Previous answers have been helpful, the code above does not work 1)I would like corrections

2)Is it possible to solve the same problem using recursion

3) I also just realised the code does not work well for large arrays(preprocesed_images)

4) for lists or arrays that include floating points I get the error (' ValueError: The truth value of an array with more than one element is ambiguous. Use a.any() or a.all()')

3)Feedback on using good programming practices

4) Any additional advice on how to tackle the problem is Welcome, the inputted images will be captured using cv2 and the algorithm has to pick optimal images in real-time, to solve the puzzle.

Thanks very much in advance

Answer 1

1. Global variables are discouraged over passing arguments as parameters to function

2. Use of PEP 8 naming conventions is encouraged (i.e. name function increment rather than Increment)
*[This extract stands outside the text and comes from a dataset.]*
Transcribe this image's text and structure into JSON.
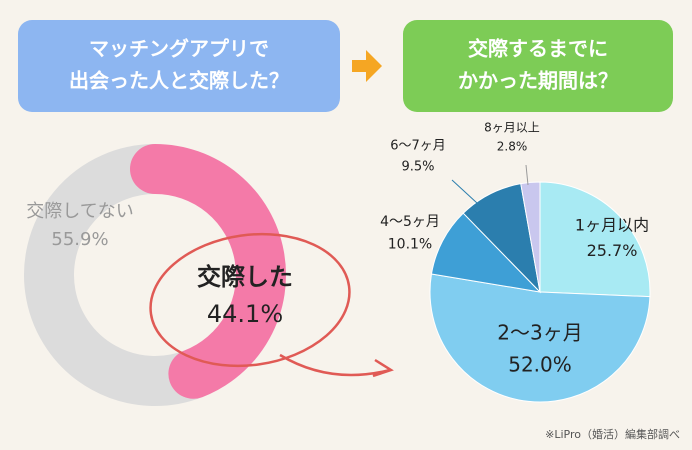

3. Single letter variable names are discouraged (i.e. no idea of what a, l, p represents) (adopting Dan's comment below).

Code

def increment(a, l, p):
  """
  Returns in an incrementing value ,using the formula a(n)=a(n)+l(i+1)
  were a(n) starts with the starts with l[0] and then l(i+1)
  """
  for i in range(len(l)):
    if l[i] == 0: # equation
      a += -2     # no change to l
    else:
      a += 2*l[i] 
    p.append(a)

  return sum(p)

Usage

l = [1,0,1,0,1]
p=[]
a = 0
print(f'Increment: {increment(a, l, p)}')
print(f'l unchanged: {l}')
print(f'Updated p: {p}')
a = p[-1]  # a is last p
print(f'Updated a: {a}')

Output

Increment: 6
l unchanged: [1, 0, 1, 0, 1]
Updated p: [2, 0, 2, 0, 2]
Updated a: 2

Answer 2

a doesn't need to be a global and p & l should be passed as argumets -in your version you tied your implementation of your function to the implementation of the calling code - a better implementation would be :

I don't fully understand why you need a at all, but I think this code does what you need :

def Increment( initial, results ):
    """
    Returns in an incrementing value ,using the formula a(n)=a(n)+l(i+1)
    were a(n) starts with the starts with l[0] and then l(i+1)
   ,if l[i]= 0,-1 is calculated instead.

   """
    last = results[-1] if results else 0
    for index, value in enumerate(initial):
        term = -1 if value == 0 else value

        last += 2* term
        results.append(last)

    return sum(results)

l = [1,0,1,0,1]
p=[]
r = Increment(initial=l, results=p)
print(r) 

If you do need the a value outside the function it will just be p[-1]

I think the above code replicates the functionality, without changing your l list (which you indicated you didn't need.